The foundations of operations research, engineering project management, and financial management and accounting—components of leading cross-disciplinary engineering and science-based teams—are all covered in core graduate courses in engineering management degree programs. Students also take electives in engineering and other technical subjects and specialized management courses customized to their specific experiences, skill sets, and career goals.
Elective courses in sustainability, global supply chains, risk analysis, policy, and computer science can help students advance their engineering management skills. Most engineering management master's degrees require 30 credit hours to graduate. Depending on the school, electives can account for one-quarter to one-third of those credits.
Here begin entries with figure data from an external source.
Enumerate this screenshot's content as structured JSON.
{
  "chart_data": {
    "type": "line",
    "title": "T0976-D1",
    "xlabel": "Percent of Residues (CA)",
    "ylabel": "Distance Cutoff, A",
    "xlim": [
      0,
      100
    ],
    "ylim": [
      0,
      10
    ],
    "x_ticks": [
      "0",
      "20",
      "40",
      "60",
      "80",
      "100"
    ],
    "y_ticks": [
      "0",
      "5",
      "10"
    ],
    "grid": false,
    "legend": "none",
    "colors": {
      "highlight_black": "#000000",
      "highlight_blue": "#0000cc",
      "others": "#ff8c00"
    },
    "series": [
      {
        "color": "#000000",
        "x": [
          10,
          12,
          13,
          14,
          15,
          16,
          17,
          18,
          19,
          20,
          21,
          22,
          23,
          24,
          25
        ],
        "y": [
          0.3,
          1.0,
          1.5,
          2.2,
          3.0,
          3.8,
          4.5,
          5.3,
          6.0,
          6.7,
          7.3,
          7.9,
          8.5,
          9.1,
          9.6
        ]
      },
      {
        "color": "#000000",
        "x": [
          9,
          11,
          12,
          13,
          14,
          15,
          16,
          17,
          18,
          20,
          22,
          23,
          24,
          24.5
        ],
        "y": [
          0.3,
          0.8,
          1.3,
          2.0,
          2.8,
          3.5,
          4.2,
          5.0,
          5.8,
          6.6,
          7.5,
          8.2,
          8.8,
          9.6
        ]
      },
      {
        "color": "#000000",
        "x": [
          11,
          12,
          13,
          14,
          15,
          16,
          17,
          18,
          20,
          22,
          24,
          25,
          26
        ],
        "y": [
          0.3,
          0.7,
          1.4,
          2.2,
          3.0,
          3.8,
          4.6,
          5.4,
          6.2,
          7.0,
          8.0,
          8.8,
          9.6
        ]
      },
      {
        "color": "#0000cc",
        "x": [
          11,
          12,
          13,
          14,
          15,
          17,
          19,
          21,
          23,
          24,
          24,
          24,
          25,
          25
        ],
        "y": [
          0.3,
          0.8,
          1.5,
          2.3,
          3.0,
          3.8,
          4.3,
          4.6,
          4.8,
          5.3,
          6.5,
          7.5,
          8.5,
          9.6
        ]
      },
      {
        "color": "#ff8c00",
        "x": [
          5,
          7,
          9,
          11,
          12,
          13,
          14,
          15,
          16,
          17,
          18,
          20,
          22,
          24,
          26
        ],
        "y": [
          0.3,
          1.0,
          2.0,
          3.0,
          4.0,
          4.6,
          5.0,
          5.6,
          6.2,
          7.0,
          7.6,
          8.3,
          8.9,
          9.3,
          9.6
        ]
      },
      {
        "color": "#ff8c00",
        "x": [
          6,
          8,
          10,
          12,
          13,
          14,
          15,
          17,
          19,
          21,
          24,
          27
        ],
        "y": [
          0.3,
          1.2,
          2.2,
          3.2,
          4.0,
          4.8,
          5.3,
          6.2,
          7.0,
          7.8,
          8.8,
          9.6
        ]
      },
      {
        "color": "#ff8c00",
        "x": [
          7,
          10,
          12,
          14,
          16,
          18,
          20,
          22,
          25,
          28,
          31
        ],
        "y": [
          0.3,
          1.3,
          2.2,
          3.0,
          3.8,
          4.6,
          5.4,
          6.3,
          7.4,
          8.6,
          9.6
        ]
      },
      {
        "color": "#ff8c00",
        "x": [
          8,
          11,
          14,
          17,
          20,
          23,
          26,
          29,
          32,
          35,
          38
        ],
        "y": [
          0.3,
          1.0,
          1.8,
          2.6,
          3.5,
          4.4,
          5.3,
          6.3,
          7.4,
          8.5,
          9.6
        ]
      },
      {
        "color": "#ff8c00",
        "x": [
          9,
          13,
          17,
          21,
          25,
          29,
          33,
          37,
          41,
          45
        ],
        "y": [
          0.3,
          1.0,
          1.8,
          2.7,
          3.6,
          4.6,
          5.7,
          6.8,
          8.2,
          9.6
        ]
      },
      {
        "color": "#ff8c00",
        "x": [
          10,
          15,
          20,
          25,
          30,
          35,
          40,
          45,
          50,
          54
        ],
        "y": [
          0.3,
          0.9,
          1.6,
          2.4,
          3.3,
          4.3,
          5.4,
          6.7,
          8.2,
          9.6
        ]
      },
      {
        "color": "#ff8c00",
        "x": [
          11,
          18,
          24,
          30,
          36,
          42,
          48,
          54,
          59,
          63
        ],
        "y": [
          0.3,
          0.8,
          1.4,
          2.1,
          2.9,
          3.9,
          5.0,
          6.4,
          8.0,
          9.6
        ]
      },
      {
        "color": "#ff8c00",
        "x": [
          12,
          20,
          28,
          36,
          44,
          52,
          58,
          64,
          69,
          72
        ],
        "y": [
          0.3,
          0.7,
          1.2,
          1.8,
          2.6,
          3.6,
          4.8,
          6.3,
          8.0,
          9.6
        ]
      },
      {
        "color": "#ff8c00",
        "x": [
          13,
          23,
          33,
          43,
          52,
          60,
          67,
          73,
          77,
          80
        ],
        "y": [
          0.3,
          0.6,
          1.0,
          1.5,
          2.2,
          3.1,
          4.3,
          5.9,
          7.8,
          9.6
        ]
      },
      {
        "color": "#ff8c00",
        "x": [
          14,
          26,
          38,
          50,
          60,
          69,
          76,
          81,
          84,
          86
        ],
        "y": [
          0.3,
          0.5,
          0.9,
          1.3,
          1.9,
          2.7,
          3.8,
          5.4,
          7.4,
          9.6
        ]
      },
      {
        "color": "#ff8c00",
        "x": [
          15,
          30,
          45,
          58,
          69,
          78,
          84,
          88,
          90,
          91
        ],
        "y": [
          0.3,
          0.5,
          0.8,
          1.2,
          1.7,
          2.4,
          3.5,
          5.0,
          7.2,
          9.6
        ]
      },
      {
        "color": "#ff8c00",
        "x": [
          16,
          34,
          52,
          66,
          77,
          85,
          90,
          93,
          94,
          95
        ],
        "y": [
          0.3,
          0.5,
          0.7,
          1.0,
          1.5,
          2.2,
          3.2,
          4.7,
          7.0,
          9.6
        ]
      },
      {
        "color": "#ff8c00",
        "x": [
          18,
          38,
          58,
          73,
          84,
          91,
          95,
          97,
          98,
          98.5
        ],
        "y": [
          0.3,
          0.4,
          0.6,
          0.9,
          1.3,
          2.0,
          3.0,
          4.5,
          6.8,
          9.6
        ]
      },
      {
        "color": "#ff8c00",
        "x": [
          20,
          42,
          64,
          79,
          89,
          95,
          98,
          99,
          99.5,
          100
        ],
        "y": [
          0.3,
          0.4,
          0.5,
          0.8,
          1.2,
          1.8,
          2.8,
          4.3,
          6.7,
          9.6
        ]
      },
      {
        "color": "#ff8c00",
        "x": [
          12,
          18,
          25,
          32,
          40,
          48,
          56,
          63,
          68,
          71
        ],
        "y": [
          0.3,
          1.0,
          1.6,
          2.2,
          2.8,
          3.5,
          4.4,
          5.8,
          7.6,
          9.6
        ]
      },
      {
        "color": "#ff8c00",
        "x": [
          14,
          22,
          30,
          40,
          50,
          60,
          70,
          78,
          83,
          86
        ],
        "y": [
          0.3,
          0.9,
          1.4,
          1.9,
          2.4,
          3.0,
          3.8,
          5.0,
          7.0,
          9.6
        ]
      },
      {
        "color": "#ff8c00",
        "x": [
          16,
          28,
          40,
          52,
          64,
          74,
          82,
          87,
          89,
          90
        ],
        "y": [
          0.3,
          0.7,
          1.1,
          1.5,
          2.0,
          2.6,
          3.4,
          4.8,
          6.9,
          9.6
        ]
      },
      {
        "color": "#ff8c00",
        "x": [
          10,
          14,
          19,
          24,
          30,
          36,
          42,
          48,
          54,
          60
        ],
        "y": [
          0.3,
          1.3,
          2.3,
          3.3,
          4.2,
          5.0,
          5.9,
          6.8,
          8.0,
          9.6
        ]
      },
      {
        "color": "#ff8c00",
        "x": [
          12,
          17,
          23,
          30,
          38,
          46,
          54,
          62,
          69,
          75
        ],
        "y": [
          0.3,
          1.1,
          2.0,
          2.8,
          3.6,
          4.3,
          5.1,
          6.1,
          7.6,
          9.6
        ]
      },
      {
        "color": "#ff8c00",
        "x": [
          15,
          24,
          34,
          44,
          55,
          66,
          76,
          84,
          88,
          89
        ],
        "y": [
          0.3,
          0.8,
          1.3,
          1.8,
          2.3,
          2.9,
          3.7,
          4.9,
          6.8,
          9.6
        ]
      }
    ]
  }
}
An online engineering management program offers students the flexibility to earn a master's degree while managing professional and personal responsibilities. Asynchronous online degree programs, which allow students to study at their own pace, are ideal for engineers who expect to work full-time while pursuing their degrees. Hybrid programs like the engineering management master's degree at Stevens Institute of Technology offer a mix of asynchronous and synchronous learning via Zoom to increase peer-to-peer and student-faculty interaction and networking.
Yes, if you have an undergraduate degree in engineering, science, math, or technology, can demonstrate an interest in the field (work experience in engineering or related industry), and meet the other admissions requirements of your selected school, you should be able to get into a Master of Engineering Management program.